By contrast, the recovery from the 1973-75 recession had reached 26% well before the comparable date and, as the chart shows, the next downturn had begun. Seven years after the trough of the 1981-82 recession, the U.S. economy was a full 36% larger than it was at the trough. Like Barack Obama, Ronald Reagan inherited an economy in recession. Things turned out quite a bit differently on his watch.
Despite the most tepid recovery of the post-World War II era, the economy of the United States is doing better than economies of its peers. Only Canada among G-7 advanced economies has grown faster than the U.S. the past decade, and it is now being laid low by weak oil prices. Germany and the United Kingdom have come closest to matching the U.S. growth rate. Japan and France are serious laggards. Italy’s economy is actually about 7% smaller than it was a decade ago.
- As for the local and regional economy, Seattle metro and Washington state? Hold your breath and cross you fingers, I’ve not seen the economy so strong in four-decades-plus of writing about and speaking about the economy.
In the past five years, Amazon’s headcount has grown at an annual rate of 44%. In 12 months through June, the growth rate reached 47%, the fastest rate in four years. In 22 quarters covered by this chart, headcount has grown by a factor of seven.
An Amazon web site that is hard to find — do a Google search on Amazon U.S. economic impact — reports that Amazon had about 30,000 employees in Washington State as of March 2016. A year ago the Seattle Times reported that Amazon is on track to occupy about 10 million square feet of office space in downtown Seattle, enough to accommodate roughly 50,000 employees.

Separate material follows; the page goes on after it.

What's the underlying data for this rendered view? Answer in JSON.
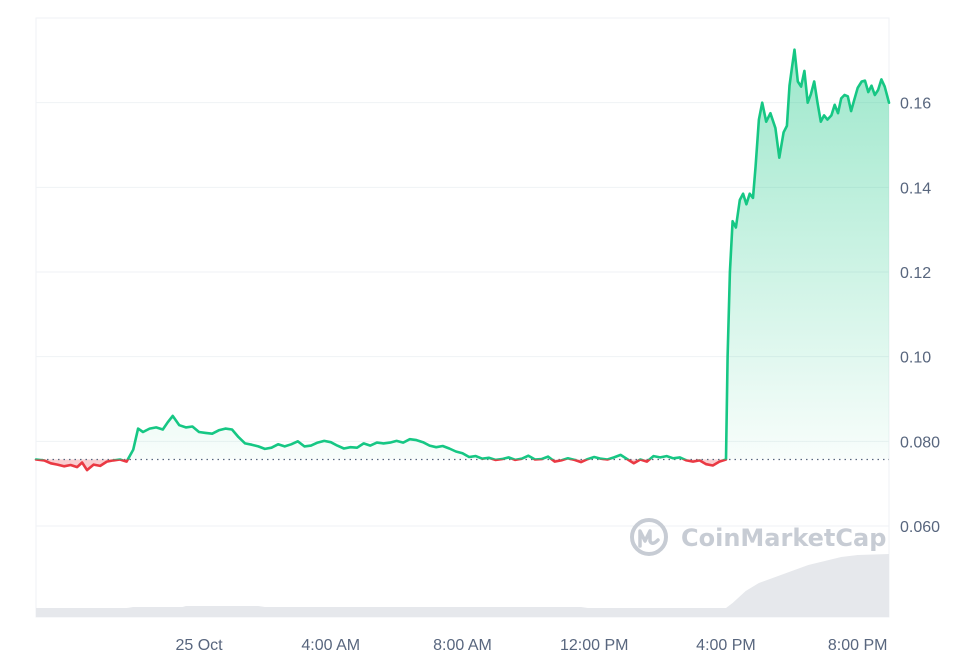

But credit for the current boom can be spread around. The Seattle metropolitan area has become a relief valve for the Silicon Valley, with lower costs for talent, housing, office space and mobility.
As well, Seattle has become ground zero for software for managing cloud computing and for the commercial development of space, thanks to the interests of Jeff Bezos and Paul Allen in the subject.
Concluding my recent talk, I told my listeners to be optimistic but wary. The U.S. economic recovery is now in its eighth year. Business cycles have not been repealed. And, as usual, beware the Black Swan, the upset that by definition cannot be forecast.